Per questo anniversario le celebrazioni sono pressoché le solite di sempre: incontri, mostre, conferenze, videoproiezioni, commemorazioni. In vista dell’80° anniversario del prossimo anno, però, è opportuno fin da ora comprendere come un evento storico di tale portata debba una volta per tutte essere programmato e promosso in maniera adeguata al suo valore. Da Gela è passata per prima la storia che ha cambiato il corso della civiltà occidentale.
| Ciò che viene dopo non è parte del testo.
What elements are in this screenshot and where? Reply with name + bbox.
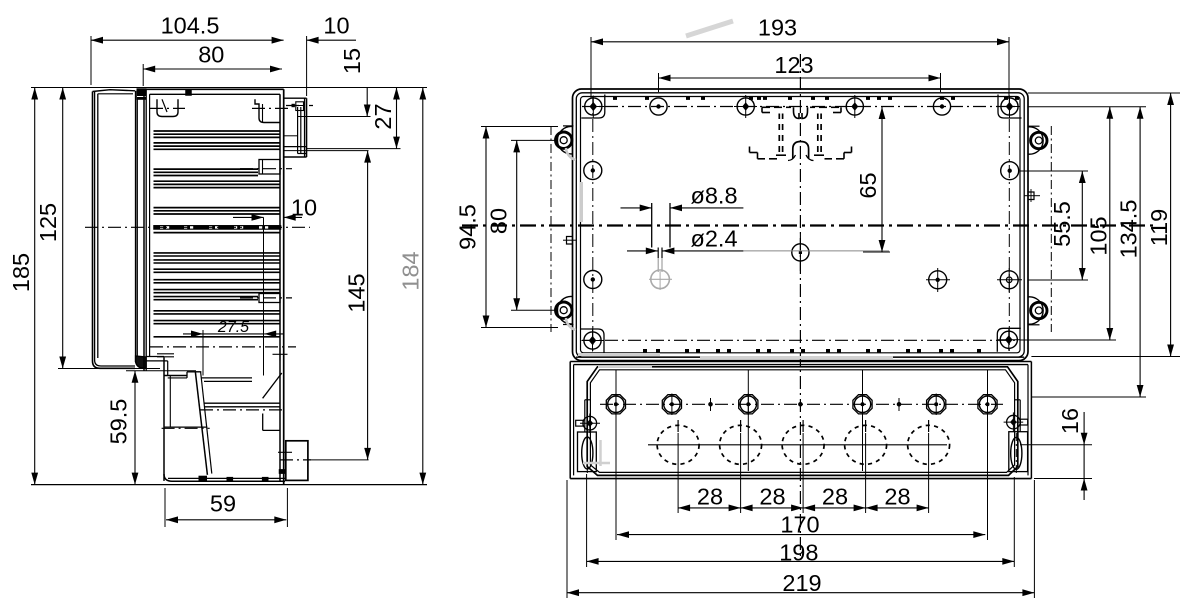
svg-text:65: 65 [855,172,881,198]
svg-text:185: 185 [8,253,34,292]
svg-text:105: 105 [1086,216,1112,255]
svg-text:28: 28 [697,484,723,510]
svg-text:ø8.8: ø8.8 [690,183,737,209]
svg-text:104.5: 104.5 [161,12,220,38]
svg-text:219: 219 [782,570,821,596]
svg-text:28: 28 [884,484,910,510]
svg-text:119: 119 [1146,209,1172,246]
svg-text:134.5: 134.5 [1116,200,1142,259]
svg-text:10: 10 [323,12,349,38]
svg-text:10: 10 [291,195,317,221]
svg-text:55.5: 55.5 [1049,201,1075,247]
svg-text:59: 59 [210,491,236,517]
svg-text:123: 123 [774,52,813,78]
svg-text:ø2.4: ø2.4 [690,226,737,252]
svg-text:125: 125 [35,203,61,242]
svg-text:94.5: 94.5 [455,204,481,250]
svg-text:27: 27 [370,103,396,129]
svg-text:80: 80 [486,208,512,234]
svg-text:27.5: 27.5 [217,319,249,336]
svg-text:193: 193 [758,14,797,40]
svg-text:145: 145 [344,273,370,312]
svg-text:15: 15 [339,48,365,74]
svg-text:170: 170 [780,512,819,538]
svg-text:28: 28 [759,484,785,510]
svg-text:198: 198 [779,540,818,566]
svg-text:184: 184 [398,251,424,290]
svg-text:28: 28 [822,484,848,510]
svg-text:16: 16 [1057,408,1083,434]
svg-text:59.5: 59.5 [106,399,132,445]
svg-text:80: 80 [198,42,224,68]
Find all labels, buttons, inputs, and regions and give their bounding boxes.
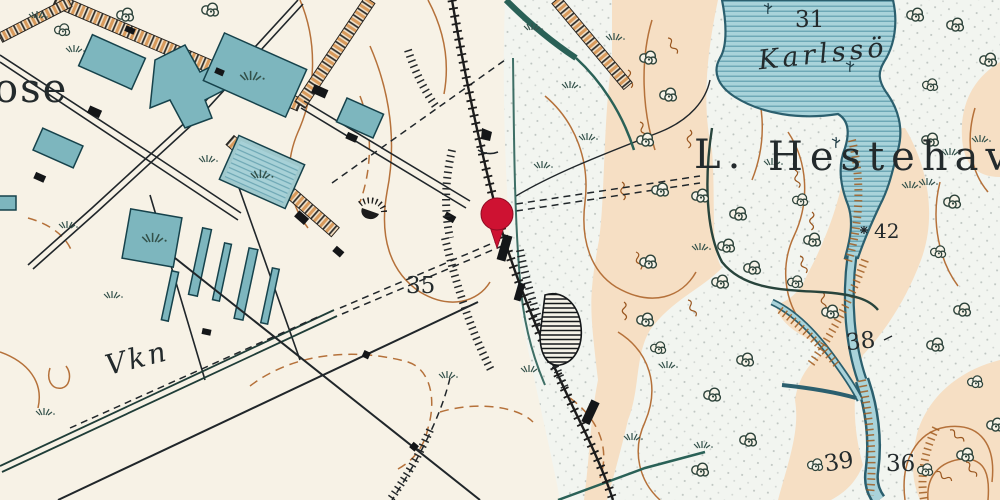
- label-forest-prefix: L.: [694, 132, 747, 178]
- map-svg: ose 31 Karlssö L. Hestehave Vkn 35 38 39…: [0, 0, 1000, 500]
- label-spot-39: 39: [822, 447, 855, 478]
- label-spot-36: 36: [886, 451, 915, 477]
- historical-map-canvas[interactable]: ose 31 Karlssö L. Hestehave Vkn 35 38 39…: [0, 0, 1000, 500]
- label-spot-42: 42: [874, 219, 899, 243]
- label-forest-hestehave: Hestehave: [768, 134, 1000, 180]
- label-spot-38: 38: [845, 327, 877, 356]
- label-spot-35: 35: [406, 273, 435, 299]
- label-town-partial: ose: [0, 66, 68, 112]
- label-spot-31: 31: [795, 7, 824, 33]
Gela, la città di Eschilo, una delle città più importanti della Magna Grecia, ha un ruolo di primo livello anche nel panorama storico contemporaneo e noi non ce ne siamo mai accorti.

Non è più sostenibile una cosa del genere. Riappropriarsi della propria storia significa conoscerla: solo così sarà possibile organizzare quegli eventi che la città merita. Per il prossimo anno bisognerà lavorare da subito, sfruttando le opportunità (vere o presunte?) di un tempo favorevole per la programmazione d’ambito storico-culturale. Magari invitando a partecipare anche il presidente Sergio Mattarella: sarebbe un altro segnale forte di ricerca della centralità che da sempre Gela chiede ma che forse, in fondo, non ha mai cercato. Perché se lamentarsi è comodo, fare è molto complicato.